1 lb. lean ground beef
1 slice whole wheat bread, crumbled
1 sm. onion, finely chopped (about 1/4 c.)
1 tbsp. Dijon mustard
1/4 tsp. salt
1/4 tsp. pepper
Dijon Sauce (below)
3 cups hot cooked noodles

Heat oven to 400 degrees. Spray broiler pan rack with nonstick cooking spray. Mix all ingredients except Dijon Sauce and noodles. Shape mixture into twenty four 1 1/4-inch balls. Place on rack in broiler pan. Bake uncovered 20 to 25 minutes or until no longer pink in center. Prepare Dijon Sauce. Gently stir meatballs into sauce. Serve over noodles.
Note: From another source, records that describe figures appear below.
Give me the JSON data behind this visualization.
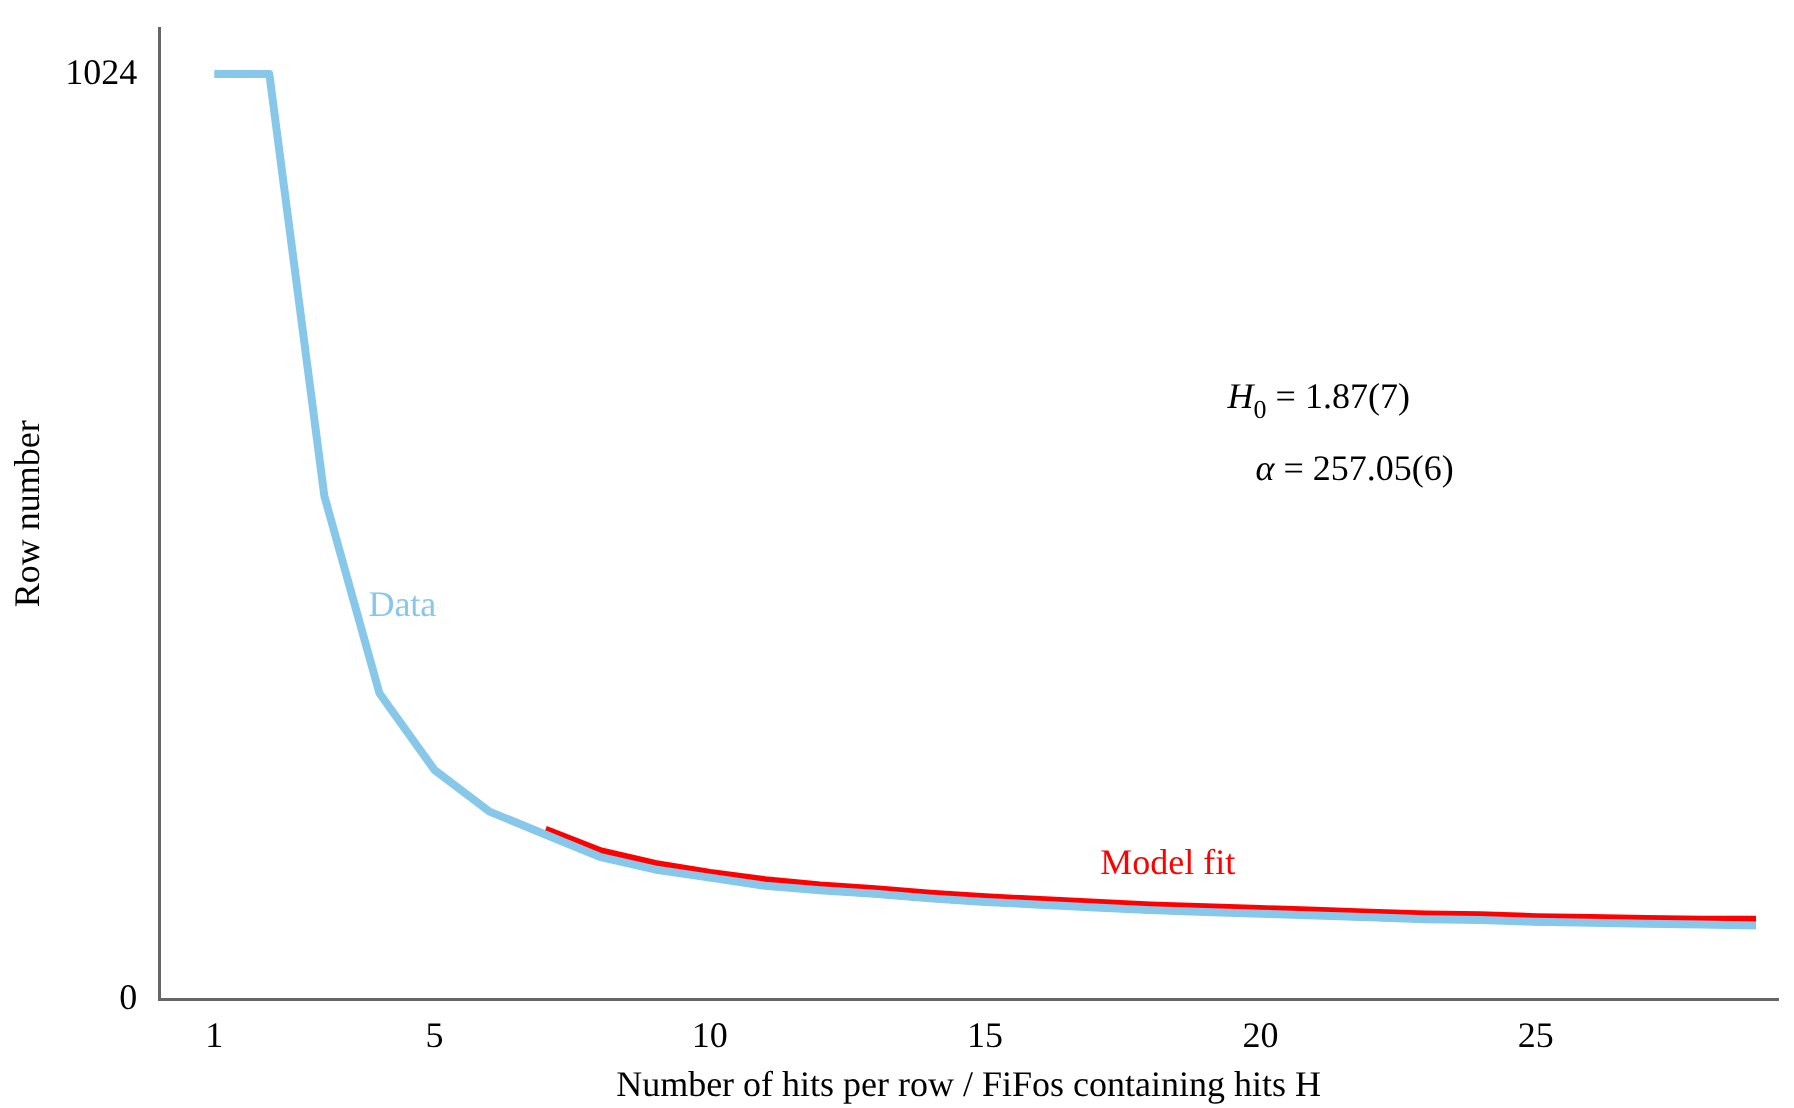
{
  "chart_data": {
    "type": "line",
    "xlabel": "Number of hits per row / FiFos containing hits H",
    "ylabel": "Row number",
    "xlim": [
      0,
      29.4
    ],
    "xticks": [
      1,
      5,
      10,
      15,
      20,
      25
    ],
    "ylim": [
      0,
      1075
    ],
    "yticks": [
      0,
      1024
    ],
    "grid": false,
    "legend": false,
    "marker": "none",
    "line_style": "solid",
    "series": [
      {
        "name": "Data",
        "color": "#87c8ea",
        "x": [
          1,
          2,
          3,
          4,
          5,
          6,
          7,
          8,
          9,
          10,
          11,
          12,
          13,
          14,
          15,
          16,
          17,
          18,
          19,
          20,
          21,
          22,
          23,
          24,
          25,
          26,
          27,
          28,
          29
        ],
        "values": [
          1024,
          1024,
          557,
          339,
          254,
          208,
          183,
          158,
          144,
          135,
          126,
          121,
          117,
          112,
          108,
          105,
          102,
          99,
          97,
          95,
          93,
          91,
          89,
          88,
          86,
          85,
          84,
          83,
          82
        ]
      },
      {
        "name": "Model fit",
        "color": "#ff0000",
        "x": [
          7,
          8,
          9,
          10,
          11,
          12,
          13,
          14,
          15,
          16,
          17,
          18,
          19,
          20,
          21,
          22,
          23,
          24,
          25,
          26,
          27,
          28,
          29
        ],
        "values": [
          186,
          162,
          148,
          138,
          130,
          124,
          120,
          115,
          111,
          108,
          105,
          102,
          100,
          98,
          96,
          94,
          92,
          91,
          89,
          88,
          87,
          86,
          86
        ]
      }
    ],
    "annotations": [
      "H$_{0}$ = 1.87(7)",
      "α = 257.05(6)"
    ]
  }
}
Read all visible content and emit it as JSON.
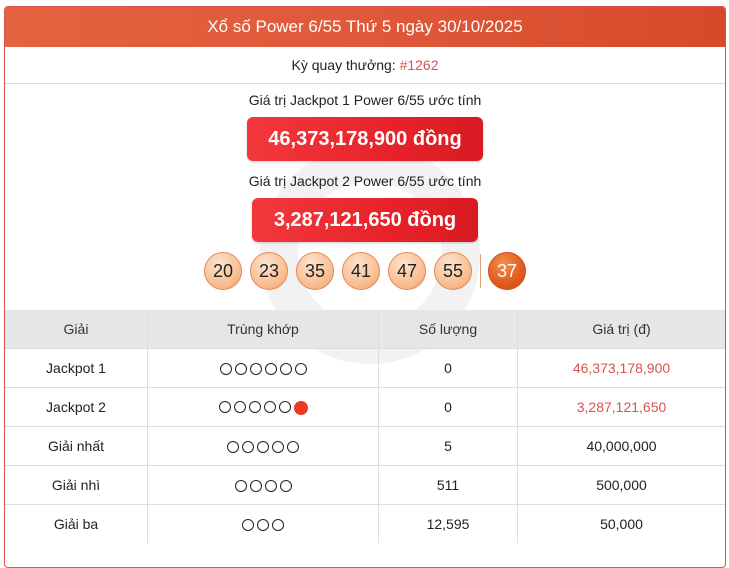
{
  "header": {
    "title": "Xổ số Power 6/55 Thứ 5 ngày 30/10/2025"
  },
  "draw": {
    "label": "Kỳ quay thưởng: ",
    "id": "#1262"
  },
  "jackpots": [
    {
      "label": "Giá trị Jackpot 1 Power 6/55 ước tính",
      "value": "46,373,178,900 đồng"
    },
    {
      "label": "Giá trị Jackpot 2 Power 6/55 ước tính",
      "value": "3,287,121,650 đồng"
    }
  ],
  "balls": [
    "20",
    "23",
    "35",
    "41",
    "47",
    "55"
  ],
  "power_ball": "37",
  "colors": {
    "accent": "#d9534f",
    "header": "#e0583a",
    "power_ball": "#e2591f"
  },
  "table": {
    "headers": [
      "Giải",
      "Trùng khớp",
      "Số lượng",
      "Giá trị (đ)"
    ],
    "rows": [
      {
        "prize": "Jackpot 1",
        "match": 6,
        "power": false,
        "count": "0",
        "value": "46,373,178,900",
        "highlight": true
      },
      {
        "prize": "Jackpot 2",
        "match": 5,
        "power": true,
        "count": "0",
        "value": "3,287,121,650",
        "highlight": true
      },
      {
        "prize": "Giải nhất",
        "match": 5,
        "power": false,
        "count": "5",
        "value": "40,000,000",
        "highlight": false
      },
      {
        "prize": "Giải nhì",
        "match": 4,
        "power": false,
        "count": "511",
        "value": "500,000",
        "highlight": false
      },
      {
        "prize": "Giải ba",
        "match": 3,
        "power": false,
        "count": "12,595",
        "value": "50,000",
        "highlight": false
      }
    ]
  }
}
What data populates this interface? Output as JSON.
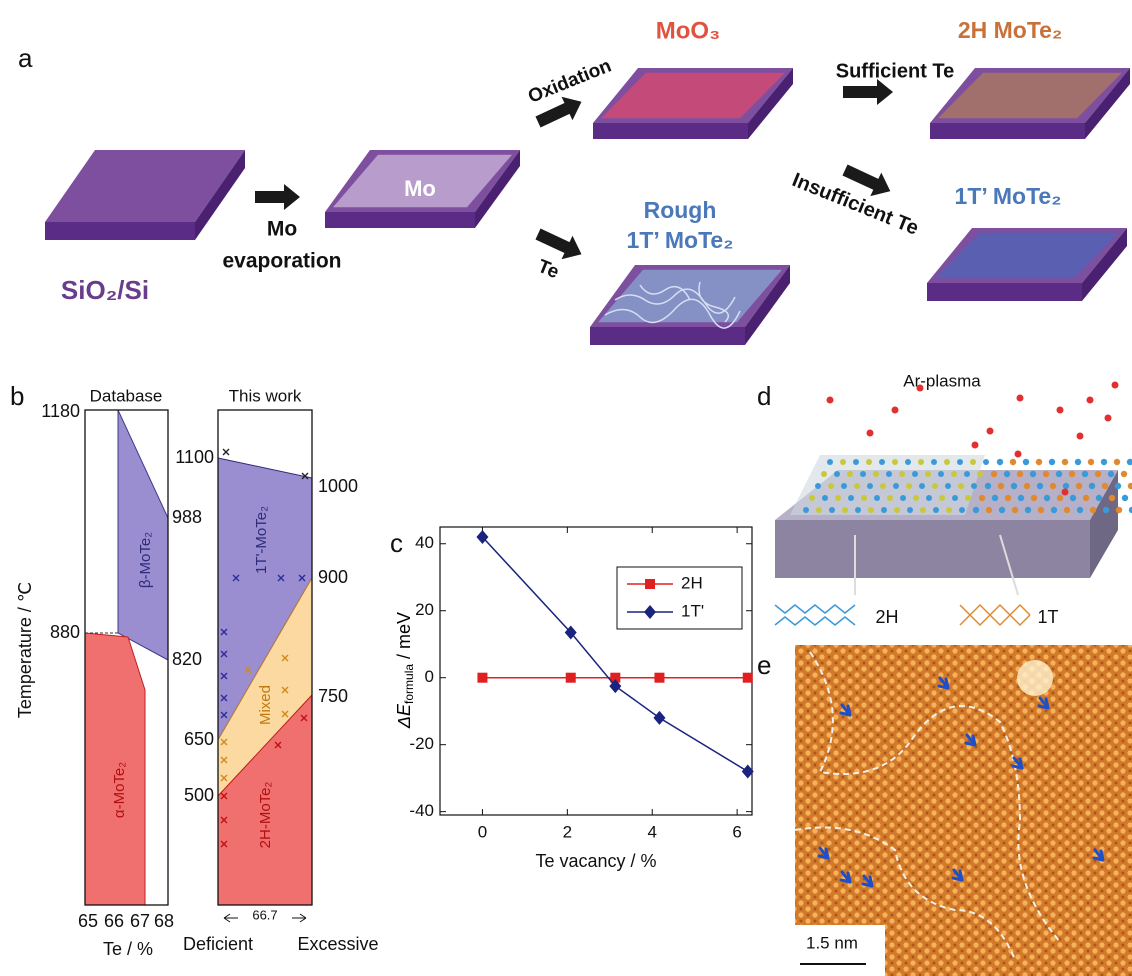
{
  "panel_a": {
    "label": "a",
    "substrate": "SiO₂/Si",
    "mo_layer": "Mo",
    "step_evaporation": [
      "Mo",
      "evaporation"
    ],
    "step_oxidation": "Oxidation",
    "step_te": "Te",
    "oxide": "MoO₃",
    "rough": [
      "Rough",
      "1T’ MoTe₂"
    ],
    "step_sufficient": "Sufficient  Te",
    "step_insufficient": "Insufficient Te",
    "product_2h": "2H MoTe₂",
    "product_1t": "1T’ MoTe₂"
  },
  "panel_b": {
    "label": "b",
    "database": {
      "title": "Database",
      "temps": [
        1180,
        880,
        988,
        820
      ],
      "x_ticks": [
        65,
        66,
        67,
        68
      ],
      "x_label": "Te / %",
      "y_label": "Temperature / ℃",
      "beta": "β-MoTe₂",
      "alpha": "α-MoTe₂"
    },
    "this_work": {
      "title": "This work",
      "temps": [
        1100,
        1000,
        900,
        750,
        650,
        500
      ],
      "phase_1t": "1T'-MoTe₂",
      "mixed": "Mixed",
      "phase_2h": "2H-MoTe₂",
      "stoichiometry": 66.7,
      "deficient": "Deficient",
      "excessive": "Excessive"
    }
  },
  "panel_c": {
    "label": "c",
    "chart_data": {
      "type": "line",
      "x": [
        0,
        2.08,
        3.13,
        4.17,
        6.25
      ],
      "series": [
        {
          "name": "2H",
          "color": "#e02020",
          "marker": "square",
          "values": [
            0,
            0,
            0,
            0,
            0
          ]
        },
        {
          "name": "1T'",
          "color": "#1a237e",
          "marker": "diamond",
          "values": [
            42,
            13.5,
            -2.5,
            -12,
            -28
          ]
        }
      ],
      "xlim": [
        -1,
        6.35
      ],
      "ylim": [
        -41,
        45
      ],
      "xticks": [
        0,
        2,
        4,
        6
      ],
      "yticks": [
        -40,
        -20,
        0,
        20,
        40
      ],
      "x_label": "Te vacancy / %",
      "y_label": {
        "symbol": "ΔE",
        "subscript": "formula",
        "unit": " / meV"
      },
      "legend": "upper right"
    }
  },
  "panel_d": {
    "label": "d",
    "source": "Ar-plasma",
    "left_phase": "2H",
    "right_phase": "1T"
  },
  "panel_e": {
    "label": "e",
    "scale_bar": "1.5 nm"
  }
}
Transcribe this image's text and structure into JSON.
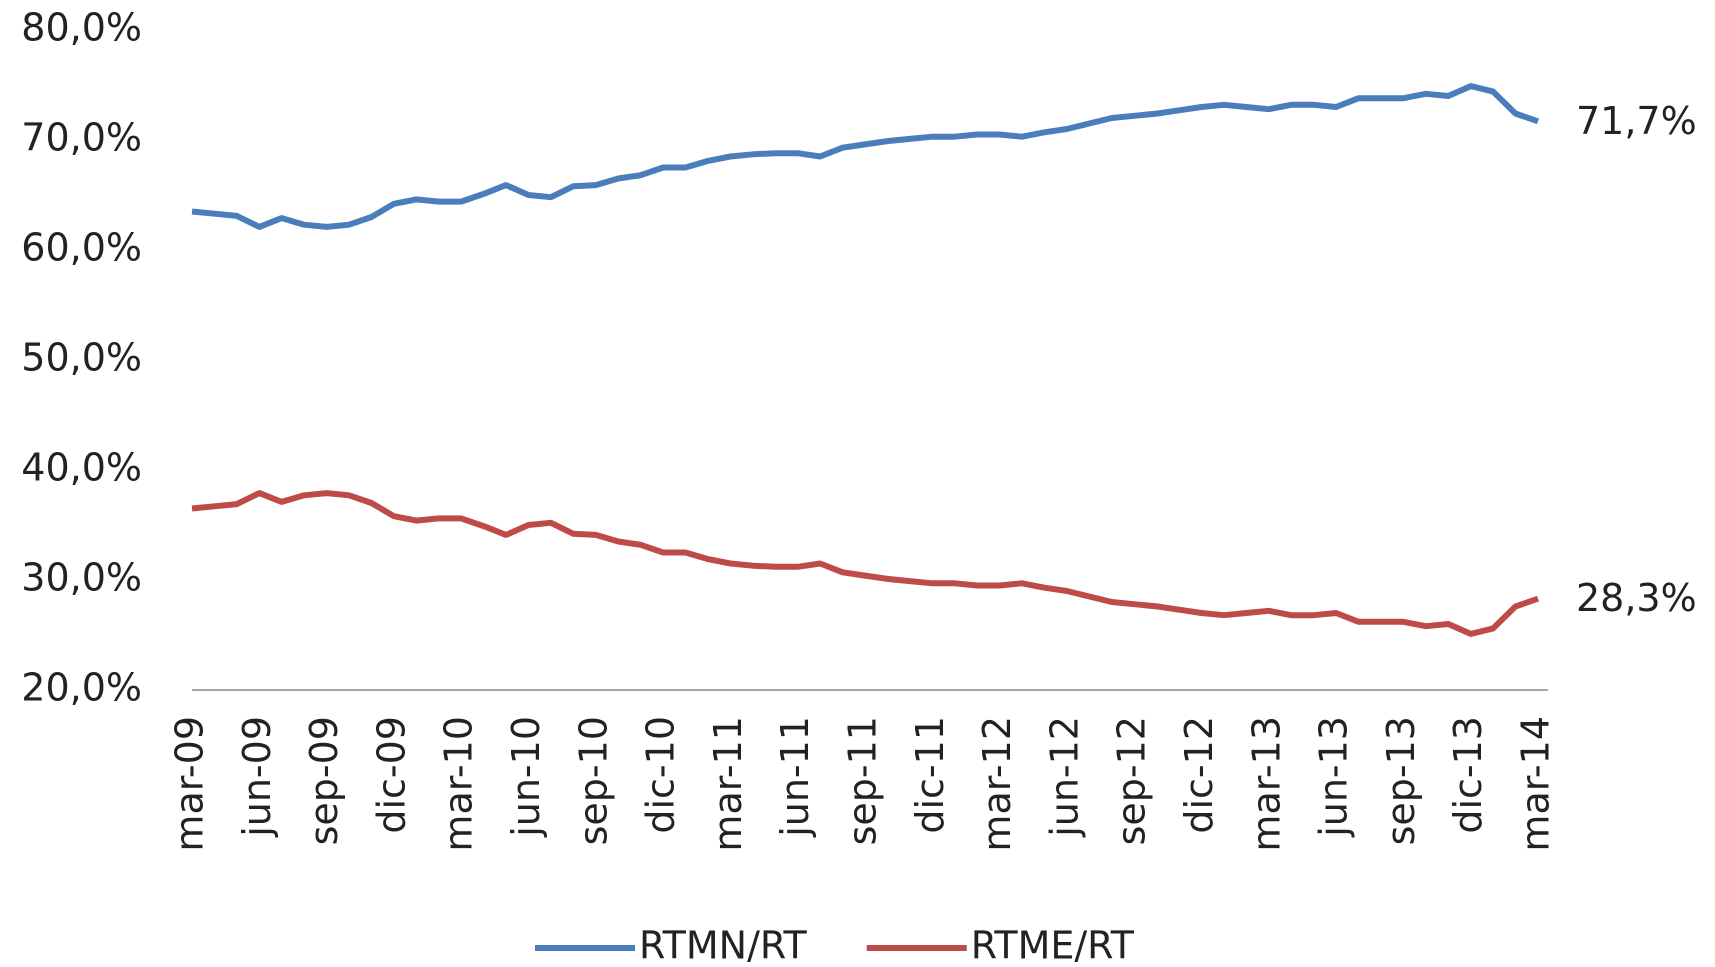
{
  "chart_data": {
    "type": "line",
    "categories": [
      "mar-09",
      null,
      null,
      "jun-09",
      null,
      null,
      "sep-09",
      null,
      null,
      "dic-09",
      null,
      null,
      "mar-10",
      null,
      null,
      "jun-10",
      null,
      null,
      "sep-10",
      null,
      null,
      "dic-10",
      null,
      null,
      "mar-11",
      null,
      null,
      "jun-11",
      null,
      null,
      "sep-11",
      null,
      null,
      "dic-11",
      null,
      null,
      "mar-12",
      null,
      null,
      "jun-12",
      null,
      null,
      "sep-12",
      null,
      null,
      "dic-12",
      null,
      null,
      "mar-13",
      null,
      null,
      "jun-13",
      null,
      null,
      "sep-13",
      null,
      null,
      "dic-13",
      null,
      null,
      "mar-14"
    ],
    "series": [
      {
        "name": "RTMN/RT",
        "color": "#4a7ebb",
        "values": [
          63.5,
          63.3,
          63.1,
          62.1,
          62.9,
          62.3,
          62.1,
          62.3,
          63.0,
          64.2,
          64.6,
          64.4,
          64.4,
          65.1,
          65.9,
          65.0,
          64.8,
          65.8,
          65.9,
          66.5,
          66.8,
          67.5,
          67.5,
          68.1,
          68.5,
          68.7,
          68.8,
          68.8,
          68.5,
          69.3,
          69.6,
          69.9,
          70.1,
          70.3,
          70.3,
          70.5,
          70.5,
          70.3,
          70.7,
          71.0,
          71.5,
          72.0,
          72.2,
          72.4,
          72.7,
          73.0,
          73.2,
          73.0,
          72.8,
          73.2,
          73.2,
          73.0,
          73.8,
          73.8,
          73.8,
          74.2,
          74.0,
          74.9,
          74.4,
          72.4,
          71.7
        ],
        "value_labels": [
          null,
          null,
          null,
          null,
          null,
          null,
          null,
          null,
          null,
          null,
          null,
          null,
          null,
          null,
          null,
          null,
          null,
          null,
          null,
          null,
          null,
          null,
          null,
          null,
          null,
          null,
          null,
          null,
          null,
          null,
          null,
          null,
          null,
          null,
          null,
          null,
          null,
          null,
          null,
          null,
          null,
          null,
          null,
          null,
          null,
          null,
          null,
          null,
          null,
          null,
          null,
          null,
          null,
          null,
          null,
          null,
          null,
          null,
          null,
          null,
          "71,7%"
        ]
      },
      {
        "name": "RTME/RT",
        "color": "#be4b48",
        "values": [
          36.5,
          36.7,
          36.9,
          37.9,
          37.1,
          37.7,
          37.9,
          37.7,
          37.0,
          35.8,
          35.4,
          35.6,
          35.6,
          34.9,
          34.1,
          35.0,
          35.2,
          34.2,
          34.1,
          33.5,
          33.2,
          32.5,
          32.5,
          31.9,
          31.5,
          31.3,
          31.2,
          31.2,
          31.5,
          30.7,
          30.4,
          30.1,
          29.9,
          29.7,
          29.7,
          29.5,
          29.5,
          29.7,
          29.3,
          29.0,
          28.5,
          28.0,
          27.8,
          27.6,
          27.3,
          27.0,
          26.8,
          27.0,
          27.2,
          26.8,
          26.8,
          27.0,
          26.2,
          26.2,
          26.2,
          25.8,
          26.0,
          25.1,
          25.6,
          27.6,
          28.3
        ],
        "value_labels": [
          null,
          null,
          null,
          null,
          null,
          null,
          null,
          null,
          null,
          null,
          null,
          null,
          null,
          null,
          null,
          null,
          null,
          null,
          null,
          null,
          null,
          null,
          null,
          null,
          null,
          null,
          null,
          null,
          null,
          null,
          null,
          null,
          null,
          null,
          null,
          null,
          null,
          null,
          null,
          null,
          null,
          null,
          null,
          null,
          null,
          null,
          null,
          null,
          null,
          null,
          null,
          null,
          null,
          null,
          null,
          null,
          null,
          null,
          null,
          null,
          "28,3%"
        ]
      }
    ],
    "ylim": [
      20,
      80
    ],
    "yticks": [
      {
        "value": 20,
        "label": "20,0%"
      },
      {
        "value": 30,
        "label": "30,0%"
      },
      {
        "value": 40,
        "label": "40,0%"
      },
      {
        "value": 50,
        "label": "50,0%"
      },
      {
        "value": 60,
        "label": "60,0%"
      },
      {
        "value": 70,
        "label": "70,0%"
      },
      {
        "value": 80,
        "label": "80,0%"
      }
    ],
    "grid": false,
    "legend": "bottom"
  }
}
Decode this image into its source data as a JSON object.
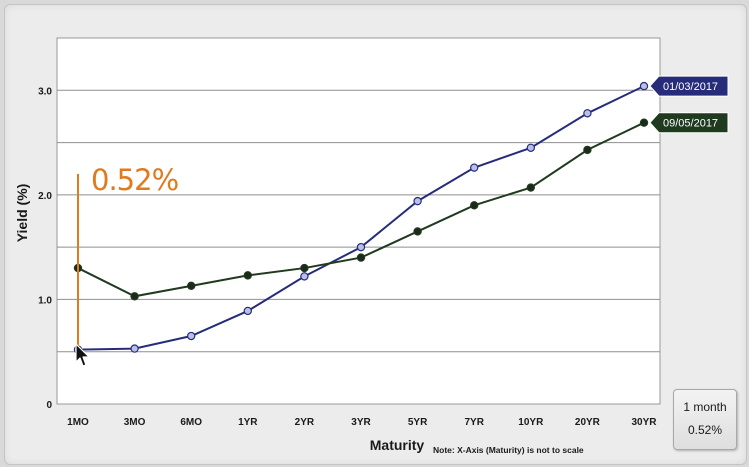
{
  "chart_data": {
    "type": "line",
    "xlabel": "Maturity",
    "ylabel": "Yield (%)",
    "note": "Note: X-Axis (Maturity) is not to scale",
    "categories": [
      "1MO",
      "3MO",
      "6MO",
      "1YR",
      "2YR",
      "3YR",
      "5YR",
      "7YR",
      "10YR",
      "20YR",
      "30YR"
    ],
    "ylim": [
      0,
      3.5
    ],
    "yticks": [
      "0",
      "1.0",
      "2.0",
      "3.0"
    ],
    "ytick_values": [
      0,
      1.0,
      2.0,
      3.0
    ],
    "grid": true,
    "legend_placement": "right, at series ends",
    "series": [
      {
        "name": "01/03/2017",
        "color": "#262c7a",
        "marker_color": "#b9bfe6",
        "values": [
          0.52,
          0.53,
          0.65,
          0.89,
          1.22,
          1.5,
          1.94,
          2.26,
          2.45,
          2.78,
          3.04
        ]
      },
      {
        "name": "09/05/2017",
        "color": "#1f3a1f",
        "marker_color": "#1c2a1c",
        "values": [
          1.3,
          1.03,
          1.13,
          1.23,
          1.3,
          1.4,
          1.65,
          1.9,
          2.07,
          2.43,
          2.69
        ]
      }
    ],
    "callout": {
      "text": "0.52%",
      "category": "1MO",
      "value": 0.52,
      "color": "#e07a1f",
      "top_value": 2.2
    }
  },
  "readout": {
    "term": "1 month",
    "value": "0.52%"
  }
}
Makes 6 servings.

DIJON SAUCE:

3 tbsp. Gold Medal all-purpose flour
1 tbsp. cornstarch
1 1/2 tsp. beef bouillon granules
1 c. water
1 c. skim milk
3 tbsp. finely chopped fresh chives
2 tbsp. Dijon mustard
1/4 tsp. pepper
1 tsp. lemon juice

Mix flour, cornstarch, bouillon granules and water in 2-quart saucepan. Stir in remaining ingredients. Cook over medium heat, stirring constantly until mixture thickens and boils. Boil and stir one minute.